As reported by Pratte and Thiel, for several genes in nif cluster (nifB1, nifS1, nifH1, nifE1, nifD1, nifU1, nifK1, nifN1, nifX1, hesA1, and fdxH1) encoding proteins involved in nitrogen fixation in the cyanobacterium Anabaena variabilis [47], the half-lives of individual nif mRNAs are very different; from as high as 33 min (for nifH1) and ~20 min (for nifD1, hesA1 required for efficient nitrogen fixation, and fdxH1 encoding the [2Fe-2S] ferredoxin that is an electron donor to nitrogenase, a key enzyme in nitrogen fixation), to as low as ~8 min (nifE1 and nifU1). In comparison to these data, R. leguminosarum rosR transcript belongs to those characterized by high life-time. These authors also showed that the degradation patterns of these mRNAs were strictly different, confirming that this is a specific property of individual gene’s mRNA. The structural organization of promoters of these nif genes and their transcript stability proved to be important for their abundance and life-time in the cell. Similarly to our findings for IR5, they reported that the stem-loop structure upstream of nifH1 controlled the abundance of nifH1 mRNA through transcript processing and stabilization [48]. Stem-loops stabilize transcripts when they are at the extreme 5′-end of the transcript, since these double-stranded structures prevent mRNA recognition by 5′-exonuclease [67,68].

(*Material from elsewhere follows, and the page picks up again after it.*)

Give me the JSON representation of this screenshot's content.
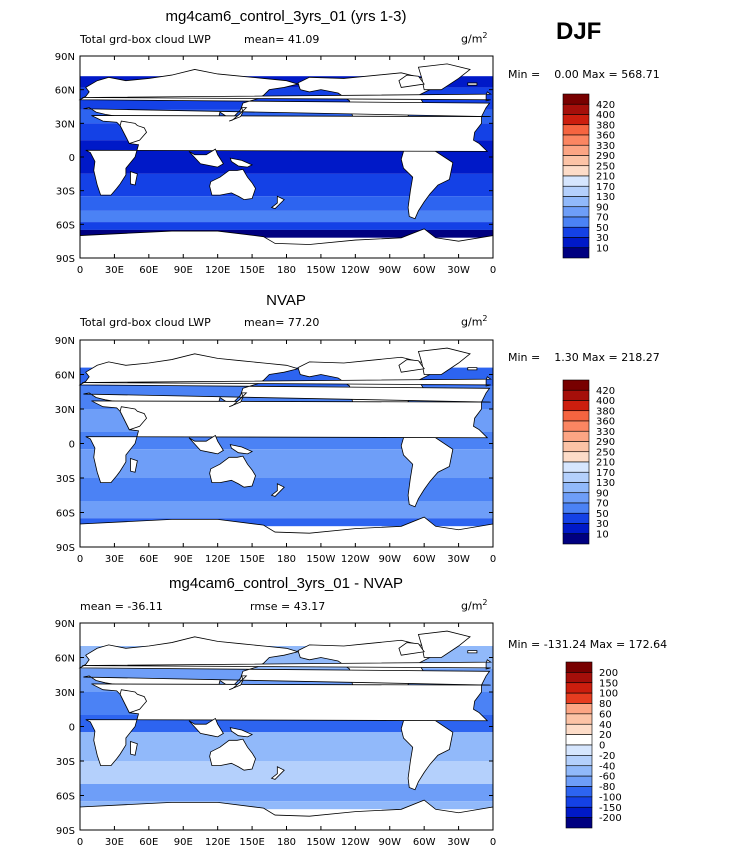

In this work, we also examined whether some regulatory proteins which play an important role in processes such as quorum sensing (CinR and PraR) or signaling (ChvG) in rhizobia, affect rosR transcription [29,31,33,53]. Based on the results obtained for the wild type R. leguminosarum and its chvG, cinR, and praR mutant strains, we confirmed that PraR may act as a trans-regulatory factor able to repress rosR expression (Figure 6). In fact, a sequence with a high similarity to the PraR-binding site was identified downstream of the P1 -10 motif. However, further studies are required to effectively prove a direct effect of PraR on the R. leguminosarum rosR expression. Inhibition of rosR expression by PraR in E. coli, which lacks a PraR ortholog, might provide evidence for the direct interaction. We plan to perform these types of studies in the near future. Recently, Frederix and others [53] characterized a consensus sequence recognized by PraR, and reported that this TF effectively binds to the promoters of rapA2, rapB, and rapC (which encode adhesins), plyB, rosR, and its own promoter, and negatively regulates transcription of these genes. PraR is important for biofilm formation both in vitro and on plant roots, i.e., during a step that precedes the initiation of rhizobial infection of legume roots. Mutation in praR enhanced root biofilms and improved nodulation competitiveness of the bacterium, most probably by increasing the expression of genes coding for proteins involved in bacterial attachment to host root surfaces. All these data indicate that RosR and PraR are important elements of the rhizobial regulatory network, which is required by the bacteria to constantly monitor the extracellular physiological conditions and to respond by modifying gene expression pattern to adjust their growth [69,70].

5. Conclusions

Bacterial TFs play an important role in the genetic regulation of transcription in response to external and internal cellular stimuli. In R. leguminosarum, the TF encoded by rosR is a global regulator that plays an essential role in this regulatory network. Here, we reported that transcription of rosR undergoes a complex regulation, with the involvement of several cis-acting regulatory elements identified in its upstream region and the trans-acting repressor PraR. Among them, apart from the −35 and −10 boxes of the distal P1 promoter, the most essential elements are the A/T-rich UP element located upstream of the P1 −35 hexamer, the IR3 3′-region located upstream of the −10 extension, as well as the inverted repeats IR5 and IR6. These elements are involved in the modulation of the level of rosR transcription and/or the formation of secondary structures and the stability of rosR transcripts, which, consequently affect their life-time in the cell. Most probably, such a complex arrangement of both negative and positive cis-acting elements (even overlapping) in the upstream region of this gene is linked to the requirement for fine-tuning of the regulation of the expression of global regulatory proteins, such as RosR.